April 01, 2016 - 1:00 PM
OTTAWA - Once a year, the fools on the Hill let their hair down and this April 1, NDP Leader Tom Mulcair appeared poised to do the real thing.
Mulcair posted a photo on the social media site Twitter showing his signature bearded face covered in shaving cream, a straight razor hovering over the lather.
"Why not?" said the caption, capturing the sense of fatalism in the air as Mulcair faces a leadership review at next week's NDP convention in Edmonton.
Mulcair wasn't alone in his tomfoolery on Parliament Hill.
Rona Ambrose, the interim leader of the Conservative party, posted a fake Airbnb ad offering to rent out Stornoway, the official residence of the Opposition leader.
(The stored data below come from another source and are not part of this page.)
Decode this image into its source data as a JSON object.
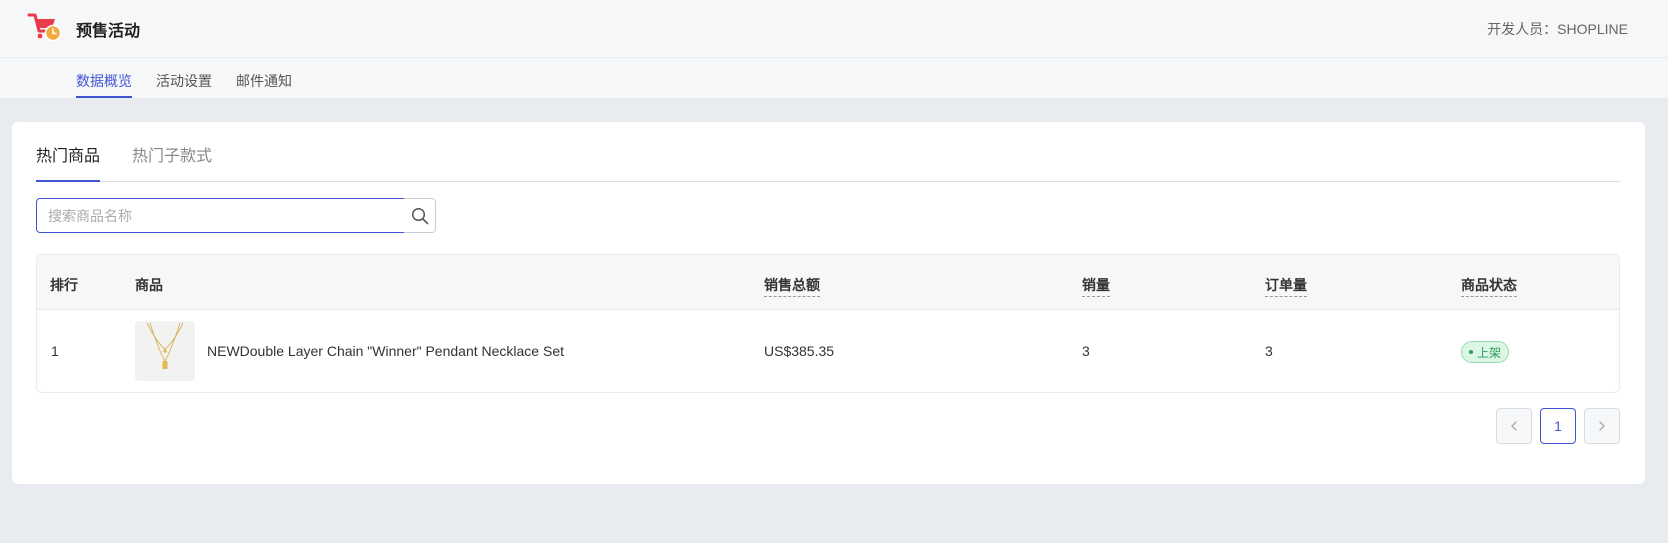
{
  "header": {
    "app_title": "预售活动",
    "developer": "开发人员：SHOPLINE",
    "logo_icon": "shopping-cart-clock-icon",
    "brand_color": "#ea3b4c",
    "accent_color": "#4255d4"
  },
  "nav": {
    "tabs": [
      {
        "label": "数据概览",
        "active": true
      },
      {
        "label": "活动设置",
        "active": false
      },
      {
        "label": "邮件通知",
        "active": false
      }
    ]
  },
  "content": {
    "tabs": [
      {
        "label": "热门商品",
        "active": true
      },
      {
        "label": "热门子款式",
        "active": false
      }
    ],
    "search": {
      "placeholder": "搜索商品名称",
      "value": "",
      "icon": "search-icon"
    },
    "table": {
      "columns": [
        "排行",
        "商品",
        "销售总额",
        "销量",
        "订单量",
        "商品状态"
      ],
      "rows": [
        {
          "rank": "1",
          "product_name": "NEWDouble Layer Chain \"Winner\" Pendant Necklace Set",
          "sales_total": "US$385.35",
          "sales_volume": "3",
          "order_count": "3",
          "status": "上架",
          "status_color": "#2c9c5a"
        }
      ]
    },
    "pagination": {
      "prev_icon": "chevron-left-icon",
      "next_icon": "chevron-right-icon",
      "current_page": "1"
    }
  }
}
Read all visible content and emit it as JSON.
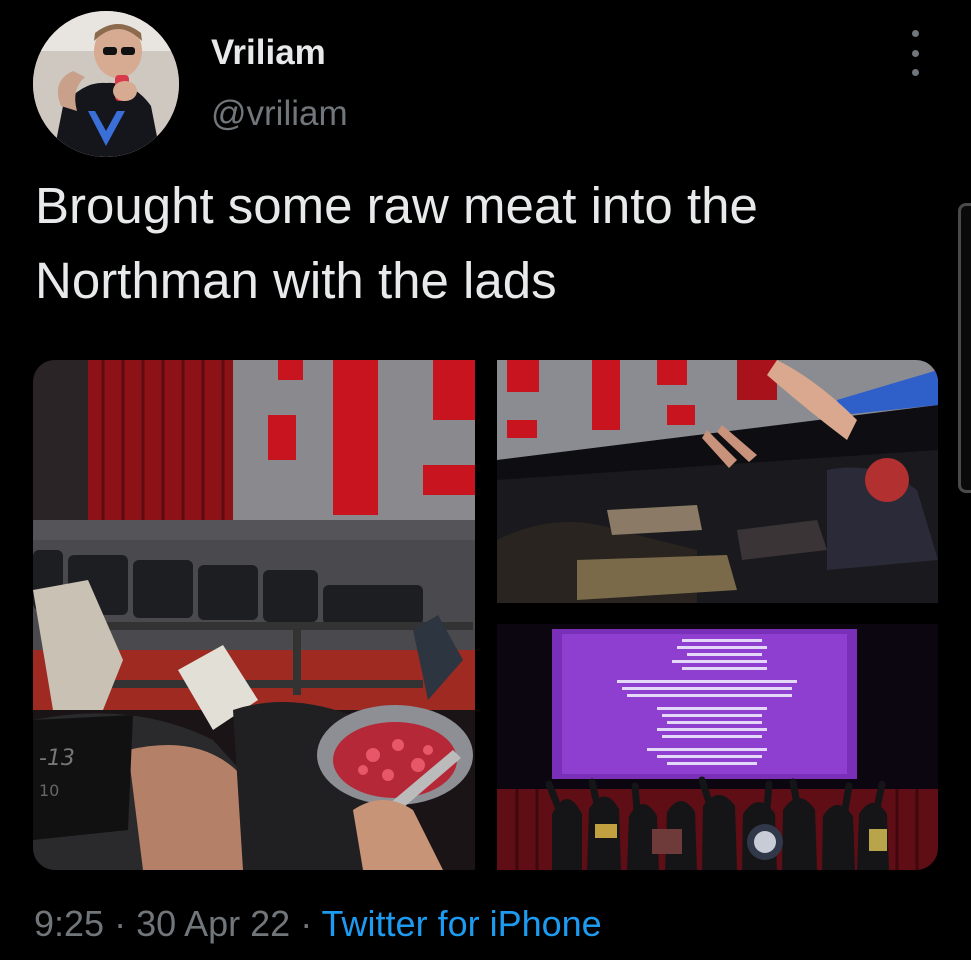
{
  "author": {
    "name": "Vriliam",
    "handle": "@vriliam"
  },
  "tweet": {
    "text": "Brought some raw meat into the Northman with the lads"
  },
  "meta": {
    "time": "9:25",
    "separator": " · ",
    "date": "30 Apr 22",
    "source": "Twitter for iPhone"
  },
  "photo": {
    "tag_line1": "-13",
    "tag_line2": "10"
  },
  "icons": {
    "more": "more-dots-icon"
  },
  "colors": {
    "background": "#000000",
    "text": "#e7e9ea",
    "secondary": "#71767b",
    "link": "#1d9bf0"
  }
}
And Environment Minister Catherine McKenna shared a phoney announcement in her name saying grazing goats would now crop Parliament's lawns as part of the Liberal government's green plan.
April Fools' Day pranks, always a peril for the news business, have caught out political reporters in the past. But some news outlets also like to get in on the fun themselves.
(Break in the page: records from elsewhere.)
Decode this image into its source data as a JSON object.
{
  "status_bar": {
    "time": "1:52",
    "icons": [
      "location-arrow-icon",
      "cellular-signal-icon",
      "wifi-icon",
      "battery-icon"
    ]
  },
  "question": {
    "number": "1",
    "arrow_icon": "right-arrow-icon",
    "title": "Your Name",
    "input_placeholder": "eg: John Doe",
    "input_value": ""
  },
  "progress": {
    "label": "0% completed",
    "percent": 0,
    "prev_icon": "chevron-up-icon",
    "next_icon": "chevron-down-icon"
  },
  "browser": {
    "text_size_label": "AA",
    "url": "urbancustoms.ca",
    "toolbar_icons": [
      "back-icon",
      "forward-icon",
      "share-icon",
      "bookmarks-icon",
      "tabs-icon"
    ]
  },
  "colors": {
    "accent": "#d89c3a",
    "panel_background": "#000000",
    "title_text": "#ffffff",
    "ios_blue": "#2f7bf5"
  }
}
The Huffington Post planted a fake story on its website touting a new Justin Trudeau designer line: "a collection of pre-rolled white shirts designed by the prime minister himself for the 'modern man who wears his feminism on his sleeve.'"
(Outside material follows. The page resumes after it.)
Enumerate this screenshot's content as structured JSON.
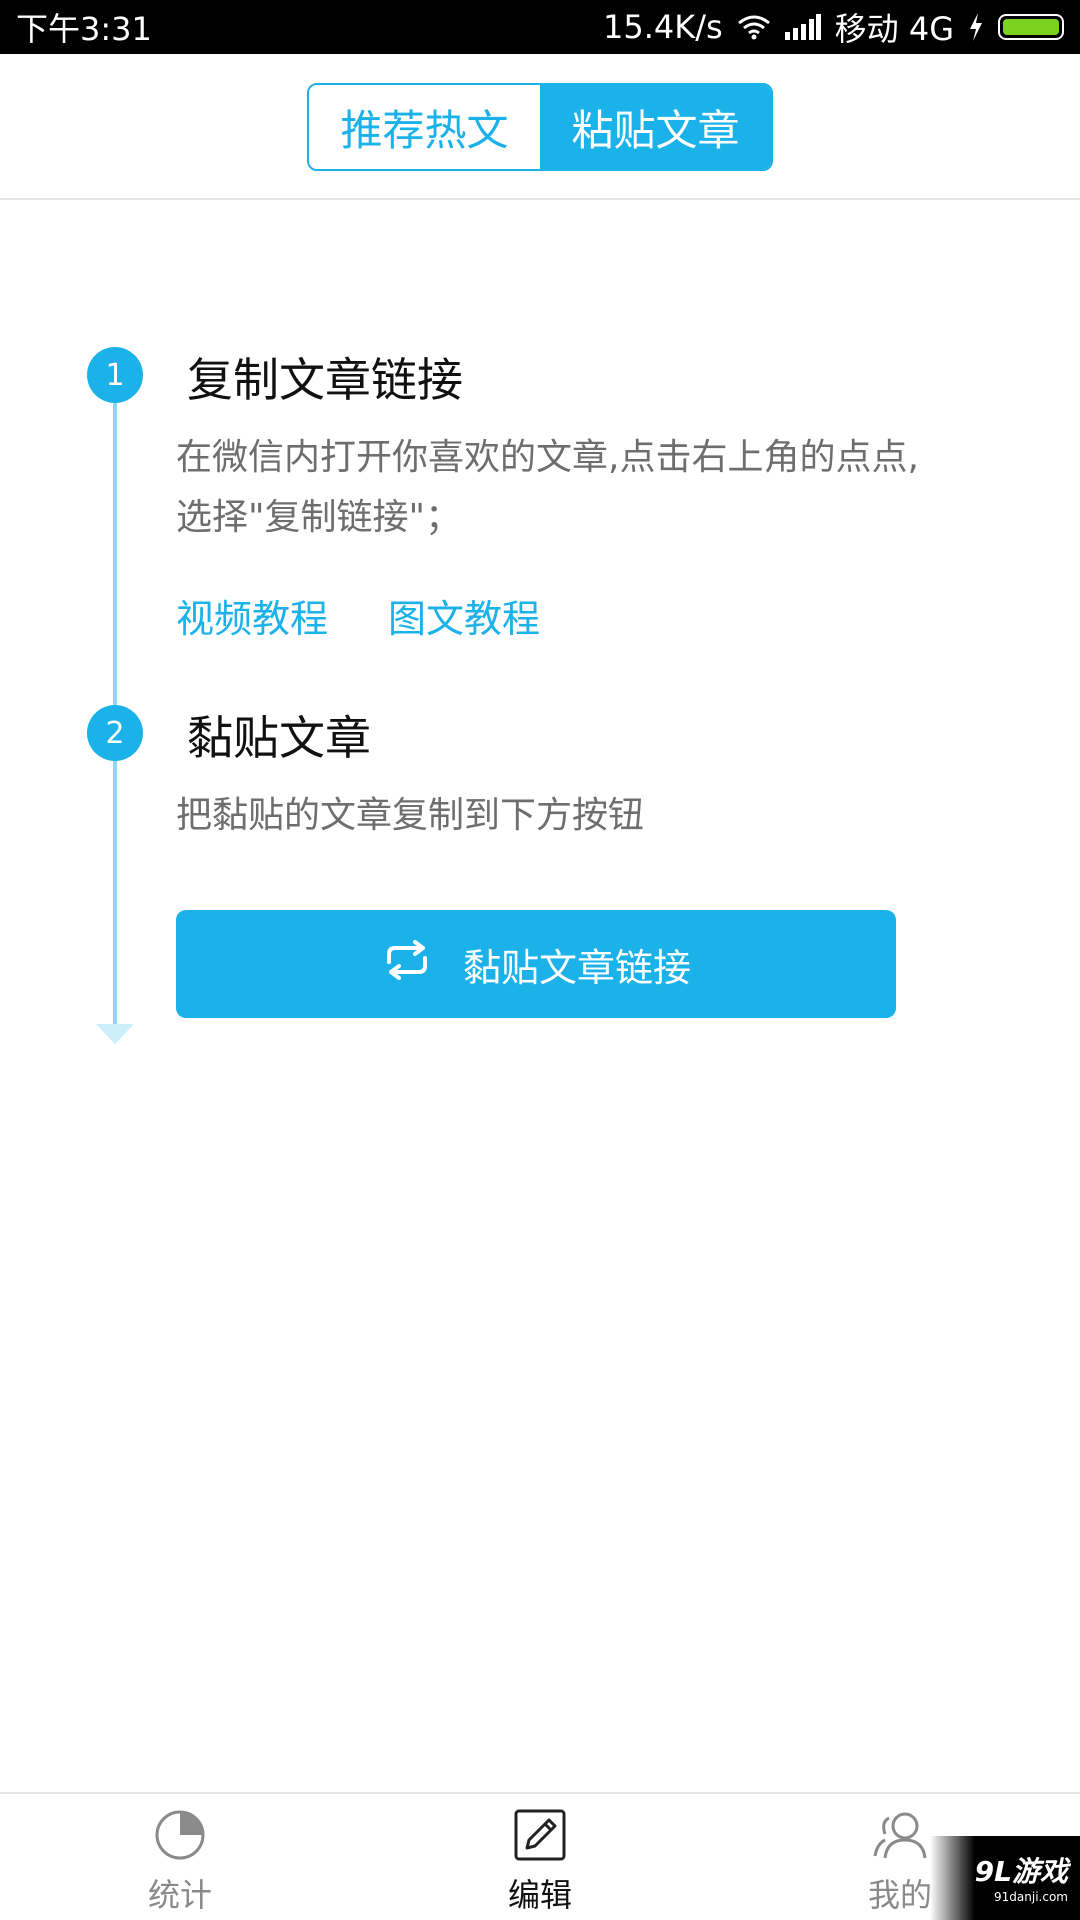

Even Library and Archives Canada got into the act by posting online what are purported to be the military records of James (Logan) Howlett, better known as Wolverine of Marvel Comics fame.
The posting says Howlett was born in Cold Lake, Alta., in 1882 and joined the Canadian army upon the outbreak of the First World War. He was wounded in that war, but rejoined the army for the Second World War before becoming a Cold War intelligence agent.
He then supposedly worked with "various NGOs."